Yes, let's talk about what John Taylor actually said:
I quoted what he actually said and it disagreed with your assertion of how he intended his "Practical Striking-Energy" figures to be interpreted. Why aren't we talking about that instead? Getting one quote right doesn't mean that your previous misquote/mischaracterization suddenly becomes accurate.
Simple examples show that using TKO to compare small bores to big bores is futile.
I agree with that statement 100%. However, I was responding to a claim that TKO was "never meant to compare small bores to big bores". Taylor explicitly stated that he included some small bores in his table just for that exclusive purpose.
Bullets are rated for impact velocity. Converting this to energy is not only never done but it is also not useful. What would be the point? There is none, it's irrelevant. There would be absolutely no point in rating bullets for energy levels.

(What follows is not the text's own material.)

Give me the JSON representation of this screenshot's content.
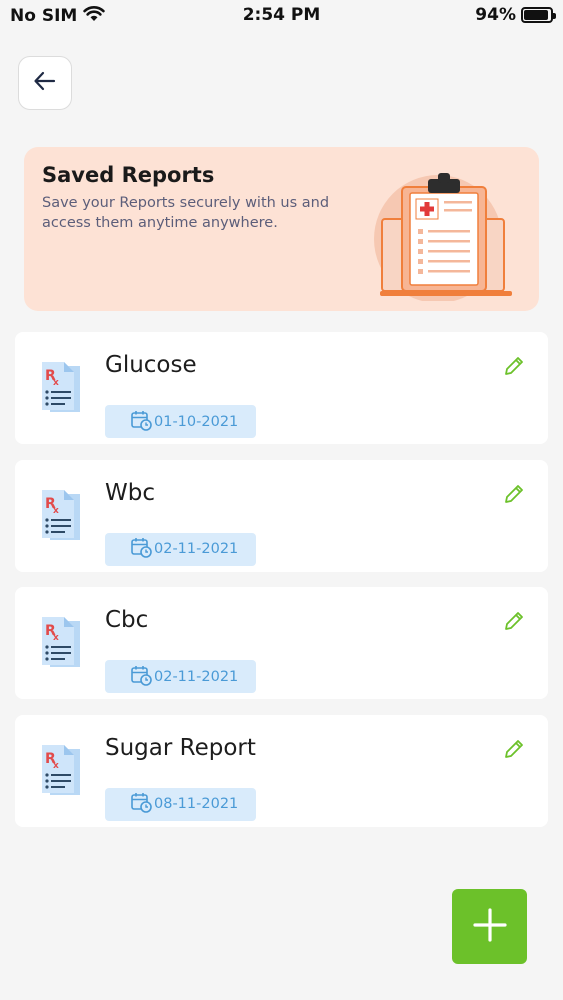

Bullet ratings are quoted in terms of impact velocity for the convenience of the consumer, but the operative factor in bullet expansion/deformation is impact energy since that is the quantity that is "used up" in the process of deforming the projectile. In other words, the actual rating and design is based on impact energy but provided in terms of impact velocity for simplicity/convenience.
In my simple mind, too many are obsessed on the energy/ momentum of incoming ballistic but failed to understand how much of that energy/ momentum absorbed in the receiving body that constitutes “knock down power”.
Also, the “body” is not made up of homogenous constituents. It’s a complex mechanism with “mental determination “ extremely difficult to quantify. All these makes a simple formula, even complex mathematical models, impossible to quantify.
There's a lot of truth to this. It is a mistake to overemphasize energy or to pretend that it means more than it does--and unfortunately that is all too common. But dismissing it is just as big of a mistake. It just needs to be taken for what it is, nothing more or less. I agree 100% that trying to boil terminal ballistics in living tissue/knockdown power/stopping power down to a simple formula is not a productive activity.